Applying the test data

In [29]:
#Use the test data
y_pred = clf_la.predict(X_test)
mse = mean_squared_error(y_test, y_pred)
mae = mean_absolute_error(y_test, y_pred)
rmse = mean_squared_error(y_test, y_pred)**0.5 
r2 = r2_score(y_test, y_pred)
print('')
print('MSE: %0.2f ' % mse)
print('MAE: %0.2f ' % mae)
print('RMSE: %0.2f ' % rmse)
print('R2: %0.5f ' % r2)
MSE: 1526554.04 
MAE: 852.46 
RMSE: 1235.54 
R2: 0.90530 

Notably, this model performs considerably better than the ridge regression model. The difference between the test and train scores are also relatively small indicating that this is indeed a good fit for the model. An α value of zero would mean that there is no penalty and is thus the same as the traditional linear regression model of least squares. However, here unlike the ridge regression the grid-search yields a non zero penalty term which allows the model to improve upon the traditional linear regression.

Conclusion

This project aimed to explore prediction, the goal was to establish a mechanism by which a learning algorithm would succeed in achieving a prediction. This task can essentially, be considered as a predictive modelling task and the ability to achieve any predictive capability greater than mere ’chance’ would be enough to satisfy the very basic require- ments of the task. With prediction being a difficult and different process for each new problem then it further complicates the ability to truly effectively evaluate how thoroughly the goal has been achieved.

The task set initially, was a regression one.

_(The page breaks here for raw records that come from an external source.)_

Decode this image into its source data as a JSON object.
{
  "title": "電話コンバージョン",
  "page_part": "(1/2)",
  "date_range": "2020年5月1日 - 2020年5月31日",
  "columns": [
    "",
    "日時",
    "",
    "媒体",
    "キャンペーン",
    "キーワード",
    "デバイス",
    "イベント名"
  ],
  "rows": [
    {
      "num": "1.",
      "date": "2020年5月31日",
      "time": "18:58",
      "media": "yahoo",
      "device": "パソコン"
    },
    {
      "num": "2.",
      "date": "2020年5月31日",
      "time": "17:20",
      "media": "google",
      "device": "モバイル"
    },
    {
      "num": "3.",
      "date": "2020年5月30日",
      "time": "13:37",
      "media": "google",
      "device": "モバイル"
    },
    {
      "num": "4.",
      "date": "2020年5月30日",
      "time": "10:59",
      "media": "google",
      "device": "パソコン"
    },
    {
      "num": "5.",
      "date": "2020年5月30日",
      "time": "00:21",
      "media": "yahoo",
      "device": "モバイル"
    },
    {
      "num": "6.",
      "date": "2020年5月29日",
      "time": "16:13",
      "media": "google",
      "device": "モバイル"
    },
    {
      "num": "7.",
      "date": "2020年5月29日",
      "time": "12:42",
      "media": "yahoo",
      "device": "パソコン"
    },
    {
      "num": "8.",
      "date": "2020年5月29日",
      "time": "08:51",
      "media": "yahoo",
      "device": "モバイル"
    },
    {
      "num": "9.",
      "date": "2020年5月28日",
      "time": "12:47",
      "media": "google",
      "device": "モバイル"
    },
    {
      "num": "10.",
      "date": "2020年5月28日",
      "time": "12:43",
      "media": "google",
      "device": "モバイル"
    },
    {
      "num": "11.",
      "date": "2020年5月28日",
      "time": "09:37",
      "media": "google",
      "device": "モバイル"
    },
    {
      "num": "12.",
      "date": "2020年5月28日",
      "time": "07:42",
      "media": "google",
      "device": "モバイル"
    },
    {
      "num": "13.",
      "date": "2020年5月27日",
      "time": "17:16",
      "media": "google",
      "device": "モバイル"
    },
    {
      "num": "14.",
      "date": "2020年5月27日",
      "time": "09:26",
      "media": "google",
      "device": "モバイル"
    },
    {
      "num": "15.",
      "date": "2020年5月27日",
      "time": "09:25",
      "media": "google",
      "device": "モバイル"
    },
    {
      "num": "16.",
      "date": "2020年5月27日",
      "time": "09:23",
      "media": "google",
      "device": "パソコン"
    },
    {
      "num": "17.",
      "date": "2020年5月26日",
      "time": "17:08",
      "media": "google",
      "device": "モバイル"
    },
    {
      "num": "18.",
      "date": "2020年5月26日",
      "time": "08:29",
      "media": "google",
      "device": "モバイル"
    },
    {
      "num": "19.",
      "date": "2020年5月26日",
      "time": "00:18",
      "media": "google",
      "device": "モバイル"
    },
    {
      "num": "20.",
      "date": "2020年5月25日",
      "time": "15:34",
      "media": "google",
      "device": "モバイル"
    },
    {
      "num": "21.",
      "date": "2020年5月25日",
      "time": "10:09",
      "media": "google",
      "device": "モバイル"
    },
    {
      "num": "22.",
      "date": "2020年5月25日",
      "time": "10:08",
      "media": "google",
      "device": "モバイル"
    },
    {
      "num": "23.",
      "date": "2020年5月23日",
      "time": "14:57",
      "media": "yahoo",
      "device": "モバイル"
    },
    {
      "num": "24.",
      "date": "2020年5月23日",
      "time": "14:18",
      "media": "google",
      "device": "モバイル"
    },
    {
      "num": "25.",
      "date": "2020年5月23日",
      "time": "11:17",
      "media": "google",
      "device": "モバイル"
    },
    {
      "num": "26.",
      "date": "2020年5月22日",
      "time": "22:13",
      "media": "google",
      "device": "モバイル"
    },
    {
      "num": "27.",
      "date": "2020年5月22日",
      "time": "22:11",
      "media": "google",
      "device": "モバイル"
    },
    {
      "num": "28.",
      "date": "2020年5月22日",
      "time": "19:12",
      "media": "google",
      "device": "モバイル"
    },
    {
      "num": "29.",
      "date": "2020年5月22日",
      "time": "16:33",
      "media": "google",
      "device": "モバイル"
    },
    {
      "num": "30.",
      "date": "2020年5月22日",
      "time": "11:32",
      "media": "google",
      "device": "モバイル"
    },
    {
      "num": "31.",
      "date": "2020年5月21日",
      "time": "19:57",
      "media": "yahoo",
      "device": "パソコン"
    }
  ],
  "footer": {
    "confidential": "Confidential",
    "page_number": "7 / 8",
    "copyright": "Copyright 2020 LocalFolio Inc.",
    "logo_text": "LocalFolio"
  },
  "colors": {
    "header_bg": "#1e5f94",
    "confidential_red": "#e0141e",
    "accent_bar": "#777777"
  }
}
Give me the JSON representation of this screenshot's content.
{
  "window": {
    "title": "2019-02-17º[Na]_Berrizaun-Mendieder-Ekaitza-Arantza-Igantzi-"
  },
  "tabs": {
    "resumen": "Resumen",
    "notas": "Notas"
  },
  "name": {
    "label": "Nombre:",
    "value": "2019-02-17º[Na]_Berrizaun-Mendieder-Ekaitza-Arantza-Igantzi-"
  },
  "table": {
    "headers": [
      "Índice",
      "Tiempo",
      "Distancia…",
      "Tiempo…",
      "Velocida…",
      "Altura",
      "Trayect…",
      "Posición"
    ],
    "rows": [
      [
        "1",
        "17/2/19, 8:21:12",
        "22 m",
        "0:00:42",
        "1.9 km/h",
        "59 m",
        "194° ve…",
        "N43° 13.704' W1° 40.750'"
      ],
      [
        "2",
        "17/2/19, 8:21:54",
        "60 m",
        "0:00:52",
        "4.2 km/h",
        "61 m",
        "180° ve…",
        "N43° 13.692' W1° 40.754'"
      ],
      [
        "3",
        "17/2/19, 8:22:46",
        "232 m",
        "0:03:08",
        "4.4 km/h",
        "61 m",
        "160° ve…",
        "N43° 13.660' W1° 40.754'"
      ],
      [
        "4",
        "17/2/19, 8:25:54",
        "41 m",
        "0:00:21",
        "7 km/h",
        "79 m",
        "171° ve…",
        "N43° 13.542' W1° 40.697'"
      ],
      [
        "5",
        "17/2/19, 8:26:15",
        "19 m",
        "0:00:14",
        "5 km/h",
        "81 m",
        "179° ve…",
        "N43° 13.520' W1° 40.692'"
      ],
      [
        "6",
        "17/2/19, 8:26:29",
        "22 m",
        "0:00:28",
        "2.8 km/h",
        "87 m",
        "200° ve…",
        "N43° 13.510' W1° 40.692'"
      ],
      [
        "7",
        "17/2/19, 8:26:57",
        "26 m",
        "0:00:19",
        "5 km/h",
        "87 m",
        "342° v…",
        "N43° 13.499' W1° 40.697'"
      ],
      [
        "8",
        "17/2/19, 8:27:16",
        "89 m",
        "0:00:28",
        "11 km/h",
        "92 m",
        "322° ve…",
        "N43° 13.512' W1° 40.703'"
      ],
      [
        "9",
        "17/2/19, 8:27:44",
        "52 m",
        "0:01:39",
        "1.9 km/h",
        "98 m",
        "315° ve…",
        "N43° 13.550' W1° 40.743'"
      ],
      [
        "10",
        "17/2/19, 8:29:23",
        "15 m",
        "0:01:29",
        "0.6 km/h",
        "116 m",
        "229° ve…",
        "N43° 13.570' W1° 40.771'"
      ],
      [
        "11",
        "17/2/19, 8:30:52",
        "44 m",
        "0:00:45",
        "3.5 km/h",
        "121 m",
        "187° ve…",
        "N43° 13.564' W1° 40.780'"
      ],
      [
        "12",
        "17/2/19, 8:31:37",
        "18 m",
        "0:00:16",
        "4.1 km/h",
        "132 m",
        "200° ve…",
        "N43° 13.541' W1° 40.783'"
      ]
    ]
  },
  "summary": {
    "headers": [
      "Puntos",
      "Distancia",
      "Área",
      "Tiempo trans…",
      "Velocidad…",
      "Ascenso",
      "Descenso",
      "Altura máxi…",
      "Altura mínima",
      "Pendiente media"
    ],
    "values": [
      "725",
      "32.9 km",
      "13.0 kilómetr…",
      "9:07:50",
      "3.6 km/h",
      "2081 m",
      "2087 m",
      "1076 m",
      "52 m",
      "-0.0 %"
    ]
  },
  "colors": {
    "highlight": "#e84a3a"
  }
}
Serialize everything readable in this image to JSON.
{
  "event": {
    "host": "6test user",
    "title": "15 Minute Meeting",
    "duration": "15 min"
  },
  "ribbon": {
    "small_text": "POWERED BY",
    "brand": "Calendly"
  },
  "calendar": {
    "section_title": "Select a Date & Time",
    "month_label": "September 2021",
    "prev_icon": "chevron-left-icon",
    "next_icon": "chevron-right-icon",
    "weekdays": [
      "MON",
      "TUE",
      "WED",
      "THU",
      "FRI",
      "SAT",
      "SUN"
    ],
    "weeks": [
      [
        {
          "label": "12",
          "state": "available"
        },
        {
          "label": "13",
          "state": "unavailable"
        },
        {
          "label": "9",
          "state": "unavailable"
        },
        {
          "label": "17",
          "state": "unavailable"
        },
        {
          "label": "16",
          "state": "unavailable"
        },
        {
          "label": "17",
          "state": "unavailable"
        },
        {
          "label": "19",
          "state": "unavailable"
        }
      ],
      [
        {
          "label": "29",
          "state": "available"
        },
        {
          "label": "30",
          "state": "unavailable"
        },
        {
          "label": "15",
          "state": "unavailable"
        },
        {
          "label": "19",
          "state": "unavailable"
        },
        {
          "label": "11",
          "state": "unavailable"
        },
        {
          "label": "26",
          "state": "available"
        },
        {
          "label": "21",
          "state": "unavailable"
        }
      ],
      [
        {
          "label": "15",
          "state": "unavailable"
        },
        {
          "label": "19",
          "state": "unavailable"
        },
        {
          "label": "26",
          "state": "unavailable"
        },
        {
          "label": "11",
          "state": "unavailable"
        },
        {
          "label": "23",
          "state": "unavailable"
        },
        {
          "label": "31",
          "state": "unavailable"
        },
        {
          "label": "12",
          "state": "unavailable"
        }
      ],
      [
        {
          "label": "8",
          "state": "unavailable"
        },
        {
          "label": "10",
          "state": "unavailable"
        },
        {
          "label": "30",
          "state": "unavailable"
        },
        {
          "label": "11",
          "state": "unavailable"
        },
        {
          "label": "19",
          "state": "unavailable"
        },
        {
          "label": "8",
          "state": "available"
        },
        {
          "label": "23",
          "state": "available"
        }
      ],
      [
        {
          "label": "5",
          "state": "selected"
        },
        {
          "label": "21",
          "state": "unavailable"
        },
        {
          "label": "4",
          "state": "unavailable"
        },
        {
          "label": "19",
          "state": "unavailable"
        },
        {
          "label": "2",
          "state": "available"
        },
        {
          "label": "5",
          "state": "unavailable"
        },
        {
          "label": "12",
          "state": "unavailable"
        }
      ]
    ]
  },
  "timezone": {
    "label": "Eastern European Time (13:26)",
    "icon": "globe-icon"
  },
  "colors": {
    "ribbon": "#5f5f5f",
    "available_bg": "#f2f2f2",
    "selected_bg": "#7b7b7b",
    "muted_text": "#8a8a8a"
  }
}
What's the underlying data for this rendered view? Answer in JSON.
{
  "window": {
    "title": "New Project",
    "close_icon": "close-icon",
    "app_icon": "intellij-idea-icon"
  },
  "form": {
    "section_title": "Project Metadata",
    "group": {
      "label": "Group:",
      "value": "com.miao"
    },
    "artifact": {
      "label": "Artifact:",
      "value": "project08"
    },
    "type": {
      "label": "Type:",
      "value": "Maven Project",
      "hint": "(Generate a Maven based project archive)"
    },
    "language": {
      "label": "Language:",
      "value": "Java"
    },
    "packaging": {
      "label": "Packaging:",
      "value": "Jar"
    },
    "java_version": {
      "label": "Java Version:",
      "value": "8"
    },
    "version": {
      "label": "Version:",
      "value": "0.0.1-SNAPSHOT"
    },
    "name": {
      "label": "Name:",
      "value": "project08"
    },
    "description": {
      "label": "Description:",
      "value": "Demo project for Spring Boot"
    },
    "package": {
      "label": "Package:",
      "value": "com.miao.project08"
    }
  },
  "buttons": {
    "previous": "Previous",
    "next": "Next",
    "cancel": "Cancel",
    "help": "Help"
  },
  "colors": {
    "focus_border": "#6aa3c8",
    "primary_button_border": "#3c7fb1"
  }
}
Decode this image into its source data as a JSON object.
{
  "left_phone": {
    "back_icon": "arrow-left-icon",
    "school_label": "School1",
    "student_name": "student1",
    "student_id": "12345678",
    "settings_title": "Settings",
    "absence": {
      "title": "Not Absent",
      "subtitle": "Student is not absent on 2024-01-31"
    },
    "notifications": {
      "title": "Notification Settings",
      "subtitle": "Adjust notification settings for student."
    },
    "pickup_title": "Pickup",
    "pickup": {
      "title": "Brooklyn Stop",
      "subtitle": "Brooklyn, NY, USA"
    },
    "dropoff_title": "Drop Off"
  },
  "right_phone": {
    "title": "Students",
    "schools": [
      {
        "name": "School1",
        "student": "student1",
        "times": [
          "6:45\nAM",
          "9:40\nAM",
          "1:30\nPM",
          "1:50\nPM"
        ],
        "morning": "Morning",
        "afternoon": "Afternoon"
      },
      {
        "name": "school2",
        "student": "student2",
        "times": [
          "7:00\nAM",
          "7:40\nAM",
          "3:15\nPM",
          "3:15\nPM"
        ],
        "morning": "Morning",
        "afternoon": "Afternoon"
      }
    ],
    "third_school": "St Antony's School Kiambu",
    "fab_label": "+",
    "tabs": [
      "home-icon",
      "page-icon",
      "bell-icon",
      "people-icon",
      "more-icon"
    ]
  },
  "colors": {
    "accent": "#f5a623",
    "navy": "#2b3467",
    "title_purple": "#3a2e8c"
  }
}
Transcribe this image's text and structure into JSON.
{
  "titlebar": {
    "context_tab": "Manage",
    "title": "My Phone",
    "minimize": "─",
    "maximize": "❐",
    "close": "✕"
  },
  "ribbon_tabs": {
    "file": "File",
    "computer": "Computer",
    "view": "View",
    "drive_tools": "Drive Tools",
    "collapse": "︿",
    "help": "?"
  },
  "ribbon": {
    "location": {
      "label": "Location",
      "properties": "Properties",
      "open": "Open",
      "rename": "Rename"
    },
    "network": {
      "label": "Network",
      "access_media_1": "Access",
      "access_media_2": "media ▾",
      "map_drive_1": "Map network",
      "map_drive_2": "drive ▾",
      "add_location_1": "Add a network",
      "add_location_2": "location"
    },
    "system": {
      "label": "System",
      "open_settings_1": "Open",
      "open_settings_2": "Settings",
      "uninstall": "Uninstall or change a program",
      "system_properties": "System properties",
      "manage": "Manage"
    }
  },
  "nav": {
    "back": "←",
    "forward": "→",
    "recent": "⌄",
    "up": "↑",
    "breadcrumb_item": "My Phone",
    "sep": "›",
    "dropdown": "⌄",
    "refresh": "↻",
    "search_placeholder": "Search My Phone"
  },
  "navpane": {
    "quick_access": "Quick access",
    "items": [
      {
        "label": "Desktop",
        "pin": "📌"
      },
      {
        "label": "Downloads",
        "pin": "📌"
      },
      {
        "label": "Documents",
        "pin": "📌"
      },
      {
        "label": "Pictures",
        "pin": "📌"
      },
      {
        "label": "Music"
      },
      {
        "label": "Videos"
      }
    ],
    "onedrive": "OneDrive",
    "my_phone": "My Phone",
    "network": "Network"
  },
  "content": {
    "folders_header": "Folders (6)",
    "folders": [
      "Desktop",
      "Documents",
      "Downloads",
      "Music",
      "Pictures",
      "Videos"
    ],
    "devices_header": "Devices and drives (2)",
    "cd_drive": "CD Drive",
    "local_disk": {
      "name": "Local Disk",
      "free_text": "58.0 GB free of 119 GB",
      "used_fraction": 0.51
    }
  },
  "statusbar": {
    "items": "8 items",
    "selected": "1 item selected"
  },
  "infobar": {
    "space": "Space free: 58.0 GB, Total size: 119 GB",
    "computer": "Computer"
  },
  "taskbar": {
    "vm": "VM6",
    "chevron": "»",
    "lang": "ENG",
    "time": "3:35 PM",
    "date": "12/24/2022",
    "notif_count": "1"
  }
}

The projects aims to be able to provide a prediction where the response variable is a numerical value. Whilst even in the field of regression there are multiple different types of problems this project attempted to provide a general approach to tackle the most common regression tasks. It was for this reason that the example of predicting the price of a diamond was not introduced until after the background research and discussion of the different methods had been explained. This avoids the discussion and explanation from developing too specifically to the subtle and specific requirements of predicting the price of a diamond.

The example was to predict the price of a diamond, with a focus on the prediction of the price rather than understanding the factors as to which contribute towards the price. While now the model has been built and its best parameters decided upon it does allow for some retrospective understanding as to what the main contributing feature are. The largest coefficient by a long way was carat (weight) with a coefficient of 776. The volume of a diamond has a coefficient of 660, since these two factors can be expected to have some co-linearity between the two it would therefore make sense for them both to have similar coefficients. The clarity and colour have coefficients of 275 and 189 respectively illustrating that they have less influence on determining the overall price.

Since a lasso model was shown to produce better predictions than the traditional multiple linear regression, then the coefficients of each of the features are not the quantity by which one unit change will result in the increase in price. The penalty α reduces the impact of those larger coefficients such as carat and volume. Subsequently, the lasso model proved to provide a more balanced and delicate prediction. Overall, an R2 value of 0.9 means that approximately 90% of the price is attributed to the model with and error rate of around 10%, it is important to note that no model would ever be able to provide 100% accuracy due to the natural variations in price fluctuation.